4. Schmitt’s idea, then, is that to understand romanticism one must
understand it as a species of occasionalism. But what exactly is
occasionalism? Classically, occasionalism is a theory of causation in
which secondary causes – causes in the natural world – are mere
occasions of divine activity. It is a theory according to which God is
the only genuine or productive cause and every thing else that looks
like a cause is but an ‘occasional cause,’ a mere condition of the
exercise of divine activity. Suppose a bolt of lightning hits a tree and
the tree explodes into flame. If you believe in the efficacy of natural
events, then you say that the bolt of lightning *caused* the tree to
burn. But if you are an occasionalist like the Muslim al-Ghazali
<http://www.epistemelinks.com/Main/Philosophers.aspx?PhilCode=Algh>or
the Christian Malebranche
<http://plato.stanford.edu/entries/malebranche/>, you interpret the same
appearances in a different way: you say that there are two
spatiotemporally contiguous events with one occuring before the other,
but that there is no worldly connection between the two other than
spatiotemporal contiguity and temporal successiveness. Thus there is no
causing on the world’s ‘horizontal plane’ that links the two events. The
exploding into flame is not brought about by the bolt of lightning
contacting the tree; the former is brought about by God ‘vertically’ on
the occasion of the lightning strike.
Classically, then, occasionalism is at once both a theory of causation
and a theory of how God is related to the world: God commands all the
power and the world commands none. Theologically, this fits nicely with
Islam’s emphasis on the radical transcendence, unity, and omnipotence of
Allah. Omnipotence here means not only that God can do everything that
is (metaphysically) possible to do; but also that God actually does
everything that gets done. All doing is divine doing, appearances
notwithstanding.
Schmitt’s idea can be understood in part as follows. The romantic adopts
a metaphysical stance in which the individual human subject is the
center, the final authority, the ultimate arbiter of the good, the true,
and the beautiful. The individual subject takes over the role of God.

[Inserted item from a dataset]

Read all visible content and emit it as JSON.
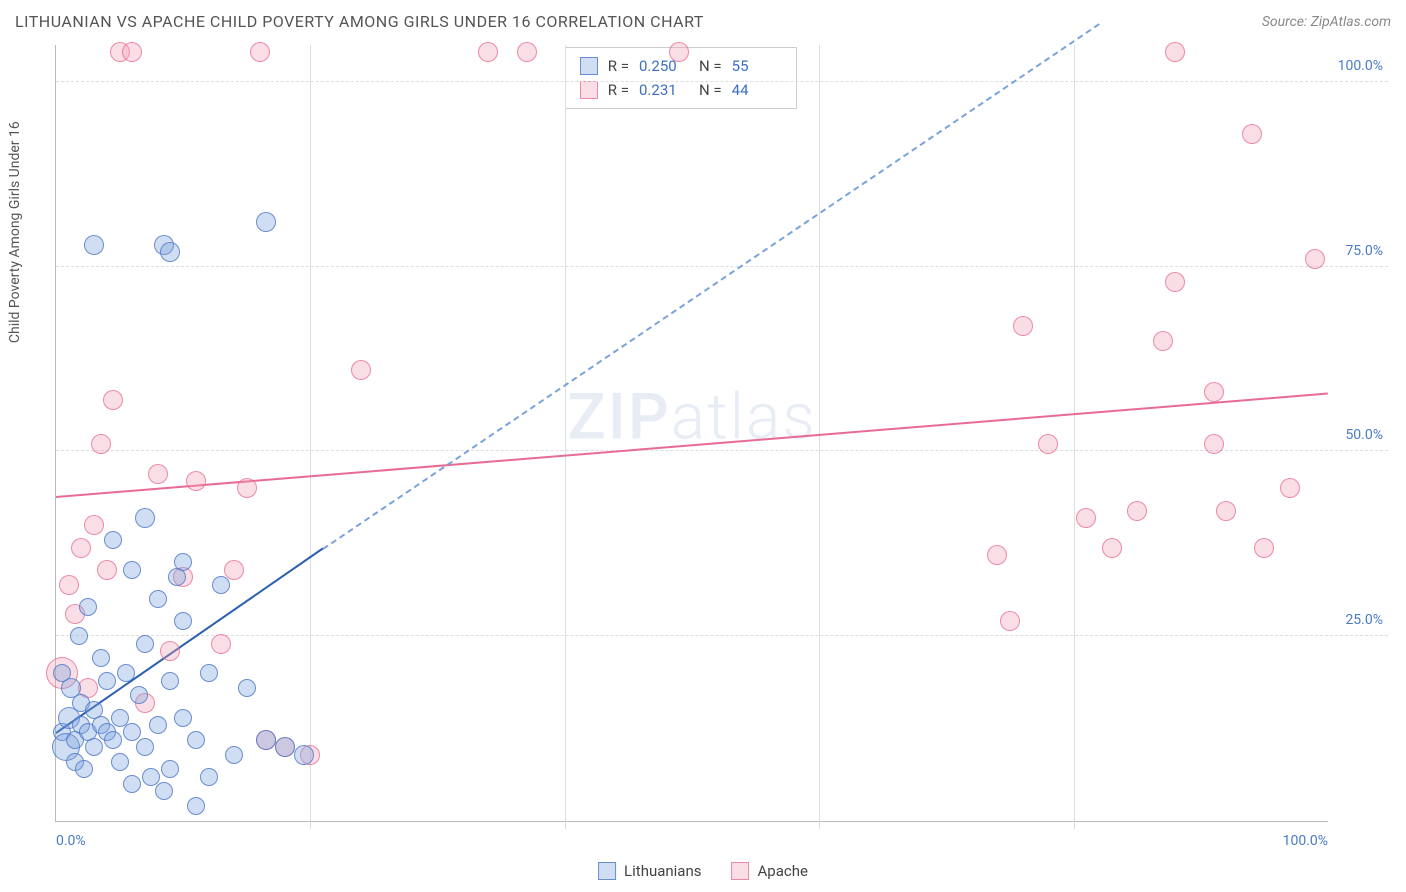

The romantic subject must be creative and original at all costs. Since
he cannot create the world /ex nihilo/, he creates fictions /ex nihilo/.
He withdraws aesthetically from the world and its demands and enters a
private world in which he is the “master builder in the cathedral of his
own personality.” (PR 20) Worldly realities are thus demoted to the
status of mere occasions of his romantic productivity."